In the Fall, 2013 issue of The Antioch Review, Ken Bode’s essay, “JFK, Earl Long, and Blaze Starr: Washington D.C. ,” rounds out a picture of the days surrounding the Cuban Missile Crisis in 1962.
On a balmy afternoon in mid-October, 1962, a young woman sat in the visitor’s lobby of the White House West Wing. From her seat, she could see down the first-floor hallway past offices where official business was conducted. She wore a conservative. gray business suit. Her credentials identified her as a magazine feature writer, and, and as she puts it, “I had my official looking little leather briefcase.” She wore minimal make-up and large plastic eyeglasses. The glasses were cosmetic, part of a disguise.
The woman in disguise was exotic dancer, Blaze Starr, known primarily for her affiliation with the colorful Earl Long, three-time governor of Louisiana.

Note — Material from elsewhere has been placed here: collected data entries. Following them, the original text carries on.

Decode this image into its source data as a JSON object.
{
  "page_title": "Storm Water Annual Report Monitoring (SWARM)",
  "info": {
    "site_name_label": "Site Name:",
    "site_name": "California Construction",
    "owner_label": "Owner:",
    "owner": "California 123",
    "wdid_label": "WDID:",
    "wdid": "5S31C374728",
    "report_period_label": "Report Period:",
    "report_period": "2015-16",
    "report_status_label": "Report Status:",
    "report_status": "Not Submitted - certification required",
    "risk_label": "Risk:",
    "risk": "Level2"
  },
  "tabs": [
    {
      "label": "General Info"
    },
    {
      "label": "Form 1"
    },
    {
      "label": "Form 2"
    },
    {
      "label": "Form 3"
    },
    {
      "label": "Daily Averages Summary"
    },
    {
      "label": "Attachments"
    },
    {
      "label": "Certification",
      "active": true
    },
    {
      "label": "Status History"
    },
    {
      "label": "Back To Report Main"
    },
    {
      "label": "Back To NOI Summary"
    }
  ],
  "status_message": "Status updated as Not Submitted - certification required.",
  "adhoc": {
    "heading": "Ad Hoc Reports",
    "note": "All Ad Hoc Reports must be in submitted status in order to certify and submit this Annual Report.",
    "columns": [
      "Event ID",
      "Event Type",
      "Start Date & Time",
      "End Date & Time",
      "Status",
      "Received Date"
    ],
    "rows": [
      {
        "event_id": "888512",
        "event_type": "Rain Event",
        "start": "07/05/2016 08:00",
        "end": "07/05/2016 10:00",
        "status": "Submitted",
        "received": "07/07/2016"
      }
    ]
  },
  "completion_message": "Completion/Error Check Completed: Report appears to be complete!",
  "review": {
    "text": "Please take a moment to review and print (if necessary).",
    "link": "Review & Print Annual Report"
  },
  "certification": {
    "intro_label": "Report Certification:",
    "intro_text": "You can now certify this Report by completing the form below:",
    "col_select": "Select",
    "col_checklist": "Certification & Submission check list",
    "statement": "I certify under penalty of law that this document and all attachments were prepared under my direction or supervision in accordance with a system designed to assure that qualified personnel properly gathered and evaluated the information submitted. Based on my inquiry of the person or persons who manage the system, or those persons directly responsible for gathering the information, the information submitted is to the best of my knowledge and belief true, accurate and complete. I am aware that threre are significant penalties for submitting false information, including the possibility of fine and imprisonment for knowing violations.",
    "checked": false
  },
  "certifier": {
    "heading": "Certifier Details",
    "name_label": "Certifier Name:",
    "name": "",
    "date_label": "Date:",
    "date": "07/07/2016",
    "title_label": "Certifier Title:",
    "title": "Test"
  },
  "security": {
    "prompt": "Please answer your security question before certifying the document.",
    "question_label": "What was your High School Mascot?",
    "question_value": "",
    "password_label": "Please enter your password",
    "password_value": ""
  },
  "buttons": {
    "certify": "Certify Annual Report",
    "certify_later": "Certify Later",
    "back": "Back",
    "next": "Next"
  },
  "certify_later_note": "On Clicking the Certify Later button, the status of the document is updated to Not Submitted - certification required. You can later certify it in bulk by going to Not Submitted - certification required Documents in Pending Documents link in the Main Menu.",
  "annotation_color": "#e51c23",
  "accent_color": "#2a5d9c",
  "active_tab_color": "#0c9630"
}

Listen to the interview conducted by WYSO’s, Vick Mickunas, with Ken Bode about the article that recounts events of that day over fifty years ago when the world was close to being profoundly changed.
Ken Bode’s professional career was divided between academia and journalism, positions frequently overlapping. He taught at Michigan State, the State University of New York at Binghamton, DePauw University, and was dean of the Medill School of Journalism at Northwestern University. In journalism, he was politics editor of The New Republic, national political correspondent at NBC News, senior correspondent at CNN, and moderator of Washington Week In Review at PBS.